Reclaiming mental health is more important now than ever.
After college, I took a writing class with a local author who lived off the grid. I thought it was unusual behavior in 1998, even for an artist. I was working full time as a teacher, taking grad school classes in the summer, and struggling to figure out how my writing would get the time and attention that it needed with all this going on. I asked her advice on how to do it.
“Listen to me very closely,” she said, leaning in. “When you get home today, grab a brick and throw it into your television.” She was dead serious.
She firmly believed that we had a much greater supply of creativity, positivity, and time by destroying the main distraction that pulled us away from our creative pursuits and our happiness.
I didn’t break my TV when I got home. It took me 20 years after that conversation to launch a writing career. Now, the brick needs to hit something else.
There is a reason I hate reality television. Only one of two things happens when we watch it. Either we feel horrible about our own lives or we watch other people’s lives to come to the realization that the train wreck we think we’re living is just merely a train delay.
Whichever one happens, neither feels good. This is the exact same experience I have on social media. I would say that the vast majority of us feel this.
Last night, I watched The Social Dilemma, a Netflix documentary with countless interviews from people who have become conscientious defectors from the apps they spent much of their career building. It’s terrifying but for an hour and a half, the world made sense to me.
Right now, the world is falling apart at every seam and everyone seems to have a thought about it. They’re not necessarily interesting or intelligent thoughts but people shamelessly sign their name to them regardless.
Do I sound judgmental and angry? It’s because I’m judgmental and angry. I’m coming to realize that’s not necessarily my fault. and I’m not alone in it. I’m judgmental and angry and it’s by design. And now I’ve moved from angry to livid.
The premise of The Social Dilemma is to show us how we are being manipulated by social media as a result of its intrinsic design. People who have designed major functions of the app explain how they work and psychologists explain what happens to our brains as a result.

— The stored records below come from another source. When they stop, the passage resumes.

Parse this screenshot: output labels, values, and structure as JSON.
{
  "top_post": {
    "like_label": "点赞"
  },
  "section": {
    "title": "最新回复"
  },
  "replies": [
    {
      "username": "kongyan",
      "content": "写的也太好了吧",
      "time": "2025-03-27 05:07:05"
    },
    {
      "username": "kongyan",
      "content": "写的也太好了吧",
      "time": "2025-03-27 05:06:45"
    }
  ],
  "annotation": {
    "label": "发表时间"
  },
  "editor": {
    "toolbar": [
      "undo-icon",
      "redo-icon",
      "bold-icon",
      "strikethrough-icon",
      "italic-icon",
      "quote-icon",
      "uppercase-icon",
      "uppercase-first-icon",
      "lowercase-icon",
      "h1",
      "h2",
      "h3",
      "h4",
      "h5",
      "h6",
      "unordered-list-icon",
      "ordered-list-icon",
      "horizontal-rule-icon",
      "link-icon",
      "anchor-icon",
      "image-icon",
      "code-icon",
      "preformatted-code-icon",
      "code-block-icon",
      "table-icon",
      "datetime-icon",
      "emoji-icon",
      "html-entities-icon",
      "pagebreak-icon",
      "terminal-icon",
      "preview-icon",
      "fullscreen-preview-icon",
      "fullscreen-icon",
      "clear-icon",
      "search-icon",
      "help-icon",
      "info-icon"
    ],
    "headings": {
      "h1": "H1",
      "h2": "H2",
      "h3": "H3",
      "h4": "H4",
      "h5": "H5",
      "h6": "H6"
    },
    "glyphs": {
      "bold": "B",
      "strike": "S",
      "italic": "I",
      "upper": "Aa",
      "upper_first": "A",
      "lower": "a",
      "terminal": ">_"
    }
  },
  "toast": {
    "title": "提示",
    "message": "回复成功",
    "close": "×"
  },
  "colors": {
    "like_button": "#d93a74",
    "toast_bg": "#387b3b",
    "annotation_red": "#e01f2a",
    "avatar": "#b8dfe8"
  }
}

Our mental health has been monetized in a destructive manner in order to fill the pockets of advertisers and it’s dismantling humanity. And we signed up for it willingly.
It sounds dramatic. I know. But, it’s neverending and the longer we stay involved in it, the worse it gets. The decrease in the quality of my life over the last ten years, as a result of social media, is staggering.

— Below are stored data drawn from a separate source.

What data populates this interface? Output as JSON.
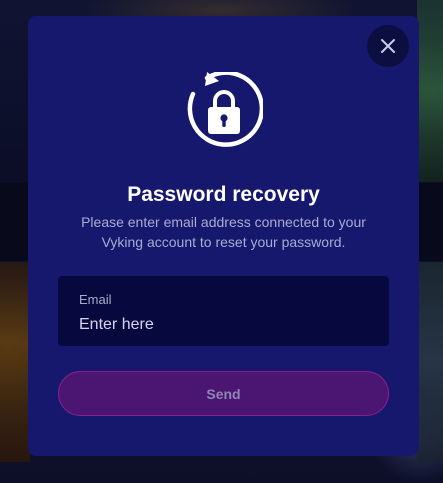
{
  "modal": {
    "title": "Password recovery",
    "subtitle": "Please enter email address connected to your Vyking account to reset your password.",
    "email": {
      "label": "Email",
      "placeholder": "Enter here",
      "value": ""
    },
    "send_label": "Send",
    "close_icon": "close-icon",
    "graphic_icon": "lock-reset-icon"
  },
  "colors": {
    "modal_bg": "#16186e",
    "input_bg": "#07083e",
    "send_bg": "#4b1671",
    "send_border": "#8a1f8a",
    "close_bg": "#0c0e40"
  }
}
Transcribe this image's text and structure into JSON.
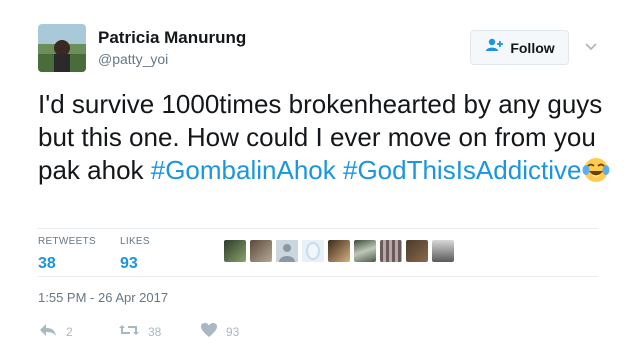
{
  "author": {
    "name": "Patricia Manurung",
    "handle": "@patty_yoi"
  },
  "follow_label": "Follow",
  "tweet": {
    "text_plain": "I'd survive 1000times brokenhearted by any guys but this one. How could I ever move on from you pak ahok ",
    "hashtag1": "#GombalinAhok",
    "hashtag2": "#GodThisIsAddictive",
    "emoji": "face-with-tears-of-joy"
  },
  "stats": {
    "retweets_label": "RETWEETS",
    "retweets": "38",
    "likes_label": "LIKES",
    "likes": "93"
  },
  "liker_avatar_count": 9,
  "timestamp": "1:55 PM - 26 Apr 2017",
  "actions": {
    "reply_count": "2",
    "retweet_count": "38",
    "like_count": "93"
  },
  "colors": {
    "link": "#1b95e0",
    "text": "#14171a",
    "muted": "#657786",
    "action_icon": "#aab8c2"
  }
}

Before social media, I generally had no idea what my friends’ political beliefs were. Now, I find myself resenting people I used to adore because they’re not on the same page I am. I am part of the divisiveness.
Bail et al. at Duke University found that our exposure to an onslaught of political statements and images, whether we agree with them or not, actually increases our foothold on our beliefs. We don’t become open-minded. We become more polarized.
I am more inclined to spend money on things I don't need because I am routinely bombarded with ads for stuff I glanced at for 5.3 seconds online. I am less able to separate a want from a need.
A few years ago, Cooper Smith at Business Insider explained why this happens. Facebook and Amazon interact with each other to allow cookies from one site to promote goods on another, all using metadata, to show me the same rug 2,483 times.
And it works. I can’t stop thinking about that damn rug and practically have to freeze my credit card in a large ice cube to not buy it. Of course, Google stores my card information, making it really easy to get the rug frozen card or not. This technology is wearing me down.
People who display perfectly curated lives online when I know their marriage/jobs/children are falling apart, in reality, give me trust issues and have made me a bitter skeptic. I believe nothing I see.
At the same time, I believe everything I see. I have been fed a distorted reality of what happens in the world based on the millions of pieces of data apps have collected on me over the last decade.
This is intentional and we’ve lost the ability to separate truth from fiction. A study by MIT found that a fake news story will spread six times faster than one with actual truth. How do we filter out misinformation?
Beyond FOMO, I have recognized anger and depression over actually missing out when I see pictures of outings I was not invited on. It has made me question the strength and value of relationships.
Nothing good comes from this. Sure, I have learned about far off places through pictures I normally wouldn’t see. I have been inspired by the work of others and been able to share my work with a larger audience. Because of the existence of Facebook, an article I wrote this summer reached 75k readers.
Still, we stand to be better people without the endless parade of stimuli that clutters our minds. It’s time to reclaim our own thoughts. The digital age has run its course and it’s run itself right off the track.
Immediately after the credits rolled on the documentary, I deactivated my Facebook account. Today was the first day I didn’t wake up and check it before I’d even had coffee. I turned every single notification off on my phone. There is no reason to look at my phone before bed or first thing when I wake up. Anything there can wait until I’m ready for it.
This is the first stage in a digital clean-up. Basically, reprogramming my brain has to happen. I need less contention and more contentment. I need less artificial intelligence and more actual intelligence.
I need more joy. I like the idea of choosing joy over anything else. I feel that deep in my being. I need a period or mental repair. I want my time back.